Lo ha stabilito la Knesset, confermando la data che era stata indicata dai due maggiori partiti, blu-bianco e Likud
È scaduto a mezzanotte il termine di 21 giorni previsto dalla legge israeliana perché la Knesset formasse un nuovo governo. Il Parlamento si è dunque sciolto, ma i deputati sono rimasti a discutere fino a tarda notte il provvedimento che fissa modalità la data del voto. È stata infine confermata la data del 2 marzo, già stabilita nei giorni scorsi dai due maggiori partiti, blu-bianco e Likud. Di norma la nuova consultazione, la terza in un anno, circostanza senza precedenti, avrebbe dovuto svolgersi il 10 marzo, che coincide però con la festa ebraica di Puri.

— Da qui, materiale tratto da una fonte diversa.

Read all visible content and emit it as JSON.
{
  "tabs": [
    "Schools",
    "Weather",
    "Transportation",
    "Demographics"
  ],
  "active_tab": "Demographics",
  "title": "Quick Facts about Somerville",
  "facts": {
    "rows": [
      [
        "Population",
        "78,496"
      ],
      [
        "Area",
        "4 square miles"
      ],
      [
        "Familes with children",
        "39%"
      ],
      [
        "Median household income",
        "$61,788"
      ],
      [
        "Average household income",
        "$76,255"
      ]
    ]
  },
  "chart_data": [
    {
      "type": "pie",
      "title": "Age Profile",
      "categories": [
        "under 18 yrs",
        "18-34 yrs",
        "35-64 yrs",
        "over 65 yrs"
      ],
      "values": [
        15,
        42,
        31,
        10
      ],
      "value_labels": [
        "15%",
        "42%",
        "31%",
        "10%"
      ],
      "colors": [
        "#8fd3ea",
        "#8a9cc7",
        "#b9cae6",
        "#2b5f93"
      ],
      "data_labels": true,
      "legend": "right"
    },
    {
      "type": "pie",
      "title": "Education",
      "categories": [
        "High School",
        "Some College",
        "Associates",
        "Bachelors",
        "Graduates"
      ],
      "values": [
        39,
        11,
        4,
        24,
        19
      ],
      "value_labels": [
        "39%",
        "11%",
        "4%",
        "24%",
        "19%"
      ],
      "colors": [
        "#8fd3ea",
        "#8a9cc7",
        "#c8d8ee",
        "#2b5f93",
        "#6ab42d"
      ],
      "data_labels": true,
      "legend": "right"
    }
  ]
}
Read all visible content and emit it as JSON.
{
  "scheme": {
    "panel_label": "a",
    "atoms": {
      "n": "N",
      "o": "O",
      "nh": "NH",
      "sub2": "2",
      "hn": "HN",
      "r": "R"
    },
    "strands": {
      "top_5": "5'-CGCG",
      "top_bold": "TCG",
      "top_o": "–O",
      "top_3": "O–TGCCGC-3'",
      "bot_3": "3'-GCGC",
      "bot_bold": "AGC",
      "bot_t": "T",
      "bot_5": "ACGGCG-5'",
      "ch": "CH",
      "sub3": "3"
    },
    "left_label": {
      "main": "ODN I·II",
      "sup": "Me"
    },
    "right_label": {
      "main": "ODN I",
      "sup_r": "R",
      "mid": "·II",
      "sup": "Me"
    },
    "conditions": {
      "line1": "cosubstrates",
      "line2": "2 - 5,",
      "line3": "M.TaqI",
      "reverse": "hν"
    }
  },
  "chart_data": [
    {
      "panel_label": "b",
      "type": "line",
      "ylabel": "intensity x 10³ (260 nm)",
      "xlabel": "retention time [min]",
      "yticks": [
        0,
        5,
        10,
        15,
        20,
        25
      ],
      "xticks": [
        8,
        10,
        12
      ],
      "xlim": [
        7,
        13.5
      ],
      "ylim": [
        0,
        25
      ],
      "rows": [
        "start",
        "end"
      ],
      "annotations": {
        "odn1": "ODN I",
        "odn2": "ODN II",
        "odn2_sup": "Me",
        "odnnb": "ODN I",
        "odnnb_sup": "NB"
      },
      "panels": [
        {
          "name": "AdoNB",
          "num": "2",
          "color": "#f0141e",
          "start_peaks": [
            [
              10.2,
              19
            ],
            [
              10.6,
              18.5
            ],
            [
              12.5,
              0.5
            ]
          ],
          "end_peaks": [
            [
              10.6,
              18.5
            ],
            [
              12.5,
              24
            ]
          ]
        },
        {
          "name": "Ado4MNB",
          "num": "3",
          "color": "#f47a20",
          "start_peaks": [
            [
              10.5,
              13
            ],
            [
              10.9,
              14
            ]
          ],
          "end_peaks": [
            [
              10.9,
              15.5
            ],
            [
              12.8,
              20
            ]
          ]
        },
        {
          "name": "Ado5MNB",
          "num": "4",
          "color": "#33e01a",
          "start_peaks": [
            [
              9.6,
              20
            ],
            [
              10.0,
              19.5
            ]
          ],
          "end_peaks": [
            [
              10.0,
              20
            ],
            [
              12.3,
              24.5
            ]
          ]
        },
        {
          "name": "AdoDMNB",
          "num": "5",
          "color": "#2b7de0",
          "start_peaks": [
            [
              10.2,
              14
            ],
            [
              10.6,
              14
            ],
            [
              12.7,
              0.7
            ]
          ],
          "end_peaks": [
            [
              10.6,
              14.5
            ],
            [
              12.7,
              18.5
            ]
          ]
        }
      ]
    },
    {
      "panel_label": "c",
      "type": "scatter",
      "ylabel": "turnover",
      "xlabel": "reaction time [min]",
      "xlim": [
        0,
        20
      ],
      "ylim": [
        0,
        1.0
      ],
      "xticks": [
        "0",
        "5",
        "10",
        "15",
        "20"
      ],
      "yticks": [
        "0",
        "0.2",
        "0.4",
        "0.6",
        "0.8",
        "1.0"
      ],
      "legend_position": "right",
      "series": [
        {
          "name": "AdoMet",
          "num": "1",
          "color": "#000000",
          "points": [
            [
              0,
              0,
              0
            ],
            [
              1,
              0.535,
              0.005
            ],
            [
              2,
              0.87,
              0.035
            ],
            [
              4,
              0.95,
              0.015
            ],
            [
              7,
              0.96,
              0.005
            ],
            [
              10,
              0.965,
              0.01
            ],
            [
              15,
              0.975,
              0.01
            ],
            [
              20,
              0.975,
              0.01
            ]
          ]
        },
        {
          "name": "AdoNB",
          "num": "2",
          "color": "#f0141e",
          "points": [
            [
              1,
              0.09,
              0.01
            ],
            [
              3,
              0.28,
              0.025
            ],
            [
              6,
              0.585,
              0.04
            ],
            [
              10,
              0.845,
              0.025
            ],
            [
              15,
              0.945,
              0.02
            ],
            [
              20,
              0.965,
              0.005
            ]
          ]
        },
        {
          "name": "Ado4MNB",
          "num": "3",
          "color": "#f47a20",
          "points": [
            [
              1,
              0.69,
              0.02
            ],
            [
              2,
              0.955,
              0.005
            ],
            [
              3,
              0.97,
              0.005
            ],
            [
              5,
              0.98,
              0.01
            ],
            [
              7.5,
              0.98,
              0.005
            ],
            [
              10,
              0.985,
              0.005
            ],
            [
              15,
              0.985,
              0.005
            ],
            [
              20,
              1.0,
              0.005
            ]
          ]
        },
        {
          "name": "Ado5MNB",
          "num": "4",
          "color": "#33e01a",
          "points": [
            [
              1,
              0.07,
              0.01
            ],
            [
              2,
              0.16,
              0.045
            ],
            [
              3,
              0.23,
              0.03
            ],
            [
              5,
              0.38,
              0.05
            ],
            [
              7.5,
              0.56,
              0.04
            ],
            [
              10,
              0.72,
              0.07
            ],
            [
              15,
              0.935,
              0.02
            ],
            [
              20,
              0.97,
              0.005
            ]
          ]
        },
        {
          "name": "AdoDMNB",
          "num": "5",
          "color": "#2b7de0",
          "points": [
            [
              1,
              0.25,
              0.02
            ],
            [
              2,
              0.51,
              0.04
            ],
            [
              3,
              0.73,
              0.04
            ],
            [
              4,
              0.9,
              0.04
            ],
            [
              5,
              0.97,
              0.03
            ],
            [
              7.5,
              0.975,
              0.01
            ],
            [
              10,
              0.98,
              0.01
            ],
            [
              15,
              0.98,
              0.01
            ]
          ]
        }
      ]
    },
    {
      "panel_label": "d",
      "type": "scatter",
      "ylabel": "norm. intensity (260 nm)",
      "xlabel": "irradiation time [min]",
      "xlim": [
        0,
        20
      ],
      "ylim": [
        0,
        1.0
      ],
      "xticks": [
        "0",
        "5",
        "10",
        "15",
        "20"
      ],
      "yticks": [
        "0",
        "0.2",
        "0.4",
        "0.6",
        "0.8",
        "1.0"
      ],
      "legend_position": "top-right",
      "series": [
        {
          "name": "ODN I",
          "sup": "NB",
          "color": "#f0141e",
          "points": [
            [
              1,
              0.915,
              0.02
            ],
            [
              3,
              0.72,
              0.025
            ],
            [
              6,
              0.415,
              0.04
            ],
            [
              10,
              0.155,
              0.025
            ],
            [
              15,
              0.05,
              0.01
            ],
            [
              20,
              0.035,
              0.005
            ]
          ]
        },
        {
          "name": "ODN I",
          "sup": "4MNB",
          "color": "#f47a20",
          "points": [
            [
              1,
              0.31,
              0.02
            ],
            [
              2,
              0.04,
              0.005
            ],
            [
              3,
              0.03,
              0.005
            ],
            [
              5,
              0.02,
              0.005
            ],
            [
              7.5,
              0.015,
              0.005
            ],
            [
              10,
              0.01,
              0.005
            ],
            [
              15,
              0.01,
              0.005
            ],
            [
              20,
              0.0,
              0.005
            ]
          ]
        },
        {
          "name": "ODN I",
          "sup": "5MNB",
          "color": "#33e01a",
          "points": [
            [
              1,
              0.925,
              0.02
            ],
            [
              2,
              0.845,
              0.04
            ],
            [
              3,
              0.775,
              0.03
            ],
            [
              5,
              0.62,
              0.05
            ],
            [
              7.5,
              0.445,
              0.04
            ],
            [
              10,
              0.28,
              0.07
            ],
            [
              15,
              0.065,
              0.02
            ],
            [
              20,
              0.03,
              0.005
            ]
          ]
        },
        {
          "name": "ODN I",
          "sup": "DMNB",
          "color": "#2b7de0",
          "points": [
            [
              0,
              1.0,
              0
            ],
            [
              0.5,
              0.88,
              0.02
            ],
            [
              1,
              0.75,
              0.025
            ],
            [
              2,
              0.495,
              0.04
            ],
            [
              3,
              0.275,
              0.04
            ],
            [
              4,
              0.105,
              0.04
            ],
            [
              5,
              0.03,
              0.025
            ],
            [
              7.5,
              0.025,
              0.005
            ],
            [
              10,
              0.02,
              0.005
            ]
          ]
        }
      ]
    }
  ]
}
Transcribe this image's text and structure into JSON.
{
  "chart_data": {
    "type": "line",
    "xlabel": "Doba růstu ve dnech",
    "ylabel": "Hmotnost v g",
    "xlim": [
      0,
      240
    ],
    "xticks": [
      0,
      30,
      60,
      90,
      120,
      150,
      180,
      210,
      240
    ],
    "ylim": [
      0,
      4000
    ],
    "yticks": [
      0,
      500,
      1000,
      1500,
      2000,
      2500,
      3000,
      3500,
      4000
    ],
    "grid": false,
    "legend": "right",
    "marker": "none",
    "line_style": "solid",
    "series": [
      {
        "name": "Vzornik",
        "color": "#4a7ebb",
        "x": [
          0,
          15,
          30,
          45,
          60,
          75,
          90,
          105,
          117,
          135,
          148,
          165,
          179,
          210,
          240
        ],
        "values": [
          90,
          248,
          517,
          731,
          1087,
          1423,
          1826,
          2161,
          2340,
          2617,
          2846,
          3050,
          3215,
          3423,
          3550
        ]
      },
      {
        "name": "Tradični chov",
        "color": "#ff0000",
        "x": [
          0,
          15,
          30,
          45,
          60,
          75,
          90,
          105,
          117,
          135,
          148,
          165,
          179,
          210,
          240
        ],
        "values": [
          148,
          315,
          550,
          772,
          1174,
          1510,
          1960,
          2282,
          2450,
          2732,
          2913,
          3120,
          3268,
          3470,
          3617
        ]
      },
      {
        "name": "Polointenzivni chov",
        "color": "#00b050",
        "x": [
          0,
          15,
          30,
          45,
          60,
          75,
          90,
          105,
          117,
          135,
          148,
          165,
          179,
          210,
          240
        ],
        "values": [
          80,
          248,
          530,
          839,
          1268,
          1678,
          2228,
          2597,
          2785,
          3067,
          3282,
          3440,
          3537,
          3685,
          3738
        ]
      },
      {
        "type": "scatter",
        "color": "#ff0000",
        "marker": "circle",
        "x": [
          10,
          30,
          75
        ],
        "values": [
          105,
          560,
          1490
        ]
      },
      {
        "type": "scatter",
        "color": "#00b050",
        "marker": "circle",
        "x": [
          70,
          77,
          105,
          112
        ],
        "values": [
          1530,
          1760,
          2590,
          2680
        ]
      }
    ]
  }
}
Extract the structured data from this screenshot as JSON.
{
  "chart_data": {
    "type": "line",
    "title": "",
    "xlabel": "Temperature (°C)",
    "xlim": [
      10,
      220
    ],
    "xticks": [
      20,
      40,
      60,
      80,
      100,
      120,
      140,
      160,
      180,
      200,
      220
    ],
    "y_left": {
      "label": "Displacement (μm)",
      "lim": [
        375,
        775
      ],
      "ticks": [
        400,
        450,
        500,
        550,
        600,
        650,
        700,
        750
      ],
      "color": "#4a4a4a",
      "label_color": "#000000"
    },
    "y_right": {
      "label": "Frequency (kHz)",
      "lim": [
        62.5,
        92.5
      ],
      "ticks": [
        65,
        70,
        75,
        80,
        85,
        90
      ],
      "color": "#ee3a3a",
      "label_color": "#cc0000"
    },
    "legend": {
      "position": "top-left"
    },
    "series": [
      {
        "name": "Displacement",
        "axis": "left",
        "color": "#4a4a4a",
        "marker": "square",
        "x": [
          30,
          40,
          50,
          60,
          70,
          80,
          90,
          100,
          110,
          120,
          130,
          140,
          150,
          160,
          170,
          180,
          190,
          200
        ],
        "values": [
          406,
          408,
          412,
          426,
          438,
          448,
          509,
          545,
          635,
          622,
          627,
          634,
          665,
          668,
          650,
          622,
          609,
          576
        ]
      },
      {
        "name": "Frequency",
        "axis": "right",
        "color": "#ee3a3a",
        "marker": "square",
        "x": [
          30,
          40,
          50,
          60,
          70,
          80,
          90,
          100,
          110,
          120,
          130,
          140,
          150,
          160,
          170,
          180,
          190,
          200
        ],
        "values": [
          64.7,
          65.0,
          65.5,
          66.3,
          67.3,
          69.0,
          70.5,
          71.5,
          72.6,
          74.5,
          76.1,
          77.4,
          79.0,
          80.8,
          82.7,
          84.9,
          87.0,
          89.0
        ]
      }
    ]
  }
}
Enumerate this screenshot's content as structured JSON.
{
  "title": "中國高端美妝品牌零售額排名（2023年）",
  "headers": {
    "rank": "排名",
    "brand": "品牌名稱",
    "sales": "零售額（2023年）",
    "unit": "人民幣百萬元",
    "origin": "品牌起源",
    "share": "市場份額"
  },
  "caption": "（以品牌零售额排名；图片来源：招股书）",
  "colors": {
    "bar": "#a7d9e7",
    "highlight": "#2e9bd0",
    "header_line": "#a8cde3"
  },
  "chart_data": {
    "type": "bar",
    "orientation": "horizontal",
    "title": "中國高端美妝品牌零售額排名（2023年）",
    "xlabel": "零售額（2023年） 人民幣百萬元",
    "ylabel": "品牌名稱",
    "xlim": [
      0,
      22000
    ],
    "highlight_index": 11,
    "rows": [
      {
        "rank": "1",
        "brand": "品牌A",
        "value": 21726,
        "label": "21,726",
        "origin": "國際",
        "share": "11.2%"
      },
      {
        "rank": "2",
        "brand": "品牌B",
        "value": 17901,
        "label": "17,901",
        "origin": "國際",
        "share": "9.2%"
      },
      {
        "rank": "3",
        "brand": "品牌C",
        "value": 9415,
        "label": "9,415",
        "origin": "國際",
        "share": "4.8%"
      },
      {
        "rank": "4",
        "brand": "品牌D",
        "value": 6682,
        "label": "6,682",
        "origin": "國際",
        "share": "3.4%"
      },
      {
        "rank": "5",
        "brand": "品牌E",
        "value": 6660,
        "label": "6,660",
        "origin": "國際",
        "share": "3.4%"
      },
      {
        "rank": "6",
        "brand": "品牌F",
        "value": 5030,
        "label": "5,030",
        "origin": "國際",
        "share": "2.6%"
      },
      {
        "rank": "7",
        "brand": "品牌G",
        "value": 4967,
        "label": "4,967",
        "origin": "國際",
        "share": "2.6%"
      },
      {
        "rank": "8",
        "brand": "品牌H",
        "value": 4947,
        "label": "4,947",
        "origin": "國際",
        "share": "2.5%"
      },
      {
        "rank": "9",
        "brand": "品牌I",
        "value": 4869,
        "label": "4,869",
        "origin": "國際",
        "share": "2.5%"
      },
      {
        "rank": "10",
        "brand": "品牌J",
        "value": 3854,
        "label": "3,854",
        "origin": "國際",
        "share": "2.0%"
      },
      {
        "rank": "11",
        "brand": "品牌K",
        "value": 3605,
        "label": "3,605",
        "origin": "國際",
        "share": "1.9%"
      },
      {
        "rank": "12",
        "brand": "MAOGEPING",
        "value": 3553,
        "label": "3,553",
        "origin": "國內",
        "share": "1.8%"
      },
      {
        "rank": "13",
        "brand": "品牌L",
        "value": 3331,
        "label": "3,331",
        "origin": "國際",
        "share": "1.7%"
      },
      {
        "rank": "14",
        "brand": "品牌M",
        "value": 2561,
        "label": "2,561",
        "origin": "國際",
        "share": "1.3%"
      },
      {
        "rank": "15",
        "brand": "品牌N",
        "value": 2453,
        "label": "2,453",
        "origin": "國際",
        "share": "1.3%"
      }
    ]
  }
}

Tre elezioni in meno di un anno
I partiti, in particolare il Blu e Bianco e il Likud hanno cercato invano di trovare la quadra per la formazione di un governo di coalizione che scongiurasse le terze elezioni in 11 mesi. La legge israeliana prevede che dopo le elezioni il presidente dia un incarico di giorni per formare un governo, incarico che può essere esteso. Otto giorni dopo le ultime elezioni del 17 settembre, il presidente Rivlin diede incarico a Netanyahu. Due giorni prima della scadenza dei 28 giorni, Netanyahu rimise il mandato e il presidente diede incarico il 23 ottobre a Gantz di formare il governo. Incarico che l'ex capo di stato maggiore non ha portato a termine nei 28 giorni che la legge gli imponeva (questa volta senza possibilità di proroga). Secondo gli ultimi sondaggi sono in caduta il Likud e i partiti di destra ma non c'è maggioranza per il Blu e Bianco. Intanto il Likud ha fissato per il dicembre le primarie per la premiership.
La rinuncia di Netanyahu
Intanto il premier israeliano Benyamin Netanyahu ha annunciato la sua intenzione di dimettersi dagli incarichi ministeriali che detiene, oltre la premiership, dall'1 gennaio 2020. Netanyahu - oltre essere primo ministro, carica che continuerà a mantenere - è anche titolare di 3 portafogli: Sanità, Siaspora, Affari sociali. La scelta del premier, secondo i media, è avvenuta in risposta ad un ricorso alla Corte Suprema dopo la sua recente formale incriminazione per corruzione, frode e abuso di potere in 3 inchieste giudiziarie.